15. With regard to the functioning of democratic institutions, the Assembly asks the Albanian authorities to:

i. carry out a review of recently adopted legislation and, where this has not yet been done, secure budgetary means and adopt all other administrative measures necessary for their speedy and effective implementation;

ii. revise the rules of procedure of the Albanian Parliament in order to reinforce  the control it has over government action, notably when it comes to the preparation and implementation of legislative acts;

iii. create – without any further delay and before the next parliamentary elections – a reliable civil register which should serve as the basis for a new voters’ list. In addition to the reform of the electoral law carried out in 2003 with the help of the international community, it is also necessary to review the present election administration in order to limit the excessive role of the main political parties in election procedures and remove all other reasons for the persistent failure to carry out properly conducted elections in line with international standards.

16. With regard to human rights and fundamental freedoms, the Assembly asks the Albanian authorities to:

i. put procedures in place for mandatory investigation of all complaints of mistreatment or torture by the police, speedily enforce the recommendation contained in the report by the European Committee for the Prevention of Torture, continue and expand human rights training of police, and to effectively complete the transfer of competence for detention centres to the Ministry of Justice;

ii. investigate all reports and punish all incidents of abuse of homosexuals;

iii. speedily implement all recommendations contained in the 2002 opinion of the Advisory Committee of the Framework Convention for the Protection of National Minorities (ETS No. 157), through an open dialogue with the minority groups concerned;

iv. repeal or substantially review the criminal defamation laws and reform civil defamation laws, in order to prevent their abusive application;

v. improve the regulation on ownership and financing of media outlets in order to improve transparency and prevent abuse and improper influence – on the media and through the media – by those who financially control them;

vi. complete the transition of the Albanian television channel, RTV, from a state service to a neutral public-service broadcaster.

17. With regard to the formal commitments entered into upon accession to the Council of Europe, the Assembly asks the Albanian authorities to sign and ratify, without further delay, the European Charter for Regional or Minority Languages (ETS No. 148).

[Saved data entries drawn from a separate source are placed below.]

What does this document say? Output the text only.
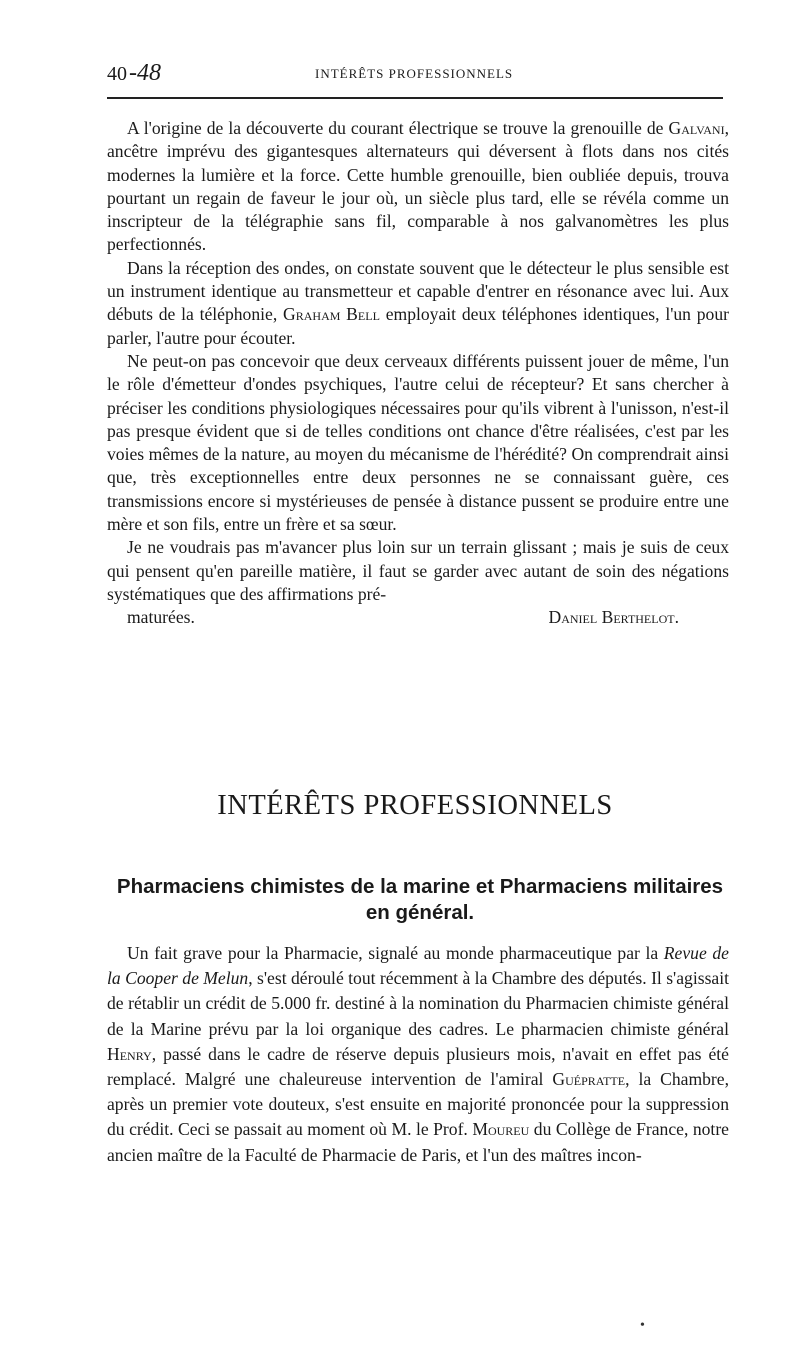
40-48	INTÉRÊTS PROFESSIONNELS

A l'origine de la découverte du courant électrique se trouve la grenouille de Galvani, ancêtre imprévu des gigantesques alternateurs qui déversent à flots dans nos cités modernes la lumière et la force. Cette humble grenouille, bien oubliée depuis, trouva pourtant un regain de faveur le jour où, un siècle plus tard, elle se révéla comme un inscripteur de la télégraphie sans fil, comparable à nos galvanomètres les plus perfectionnés.

Dans la réception des ondes, on constate souvent que le détecteur le plus sensible est un instrument identique au transmetteur et capable d'entrer en résonance avec lui. Aux débuts de la téléphonie, Graham Bell employait deux téléphones identiques, l'un pour parler, l'autre pour écouter.

Ne peut-on pas concevoir que deux cerveaux différents puissent jouer de même, l'un le rôle d'émetteur d'ondes psychiques, l'autre celui de récepteur? Et sans chercher à préciser les conditions physiologiques nécessaires pour qu'ils vibrent à l'unisson, n'est-il pas presque évident que si de telles conditions ont chance d'être réalisées, c'est par les voies mêmes de la nature, au moyen du mécanisme de l'hérédité? On comprendrait ainsi que, très exceptionnelles entre deux personnes ne se connaissant guère, ces transmissions encore si mystérieuses de pensée à distance pussent se produire entre une mère et son fils, entre un frère et sa sœur.

Je ne voudrais pas m'avancer plus loin sur un terrain glissant ; mais je suis de ceux qui pensent qu'en pareille matière, il faut se garder avec autant de soin des négations systématiques que des affirmations pré-

maturées.	Daniel Berthelot.

INTÉRÊTS PROFESSIONNELS
Pharmaciens chimistes de la marine et Pharmaciens militaires en général.

Un fait grave pour la Pharmacie, signalé au monde pharmaceutique par la Revue de la Cooper de Melun, s'est déroulé tout récemment à la Chambre des députés. Il s'agissait de rétablir un crédit de 5.000 fr. destiné à la nomination du Pharmacien chimiste général de la Marine prévu par la loi organique des cadres. Le pharmacien chimiste général Henry, passé dans le cadre de réserve depuis plusieurs mois, n'avait en effet pas été remplacé. Malgré une chaleureuse intervention de l'amiral Guépratte, la Chambre, après un premier vote douteux, s'est ensuite en majorité prononcée pour la suppression du crédit. Ceci se passait au moment où M. le Prof. Moureu du Collège de France, notre ancien maître de la Faculté de Pharmacie de Paris, et l'un des maîtres incon-

•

18. The Assembly considers that the monitoring procedure should remain open until the Albanian authorities achieve further progress in the compliance with general obligations and specific commitments resulting from Council of Europe membership, notably to demonstrate tangible achievements in preventing and fighting corruption and organised crime, to improve their record in the implementation of legislation and to carry out elections in full compliance with international standards. The forthcoming legislative elections in Albania should be conducted freely and fairly, and fully in accordance with the standards laid down by the Council of Europe. Should this not be the case, the Assembly resolves to reconsider the credentials of the Albanian delegation, in accordance with the Rules of Procedure.

1. Assembly debate on 29 April 2004 (15th Sitting) (see Doc.10116, report of the Committee on the Honouring of Obligations and Commitments by Member States of the Council of Europe (Monitoring Committee), co-rapporteurs: Mr Smorawinski and Mr Søndergaard).
Text adopted by the Assembly on 29 April 2004 (15th Sitting).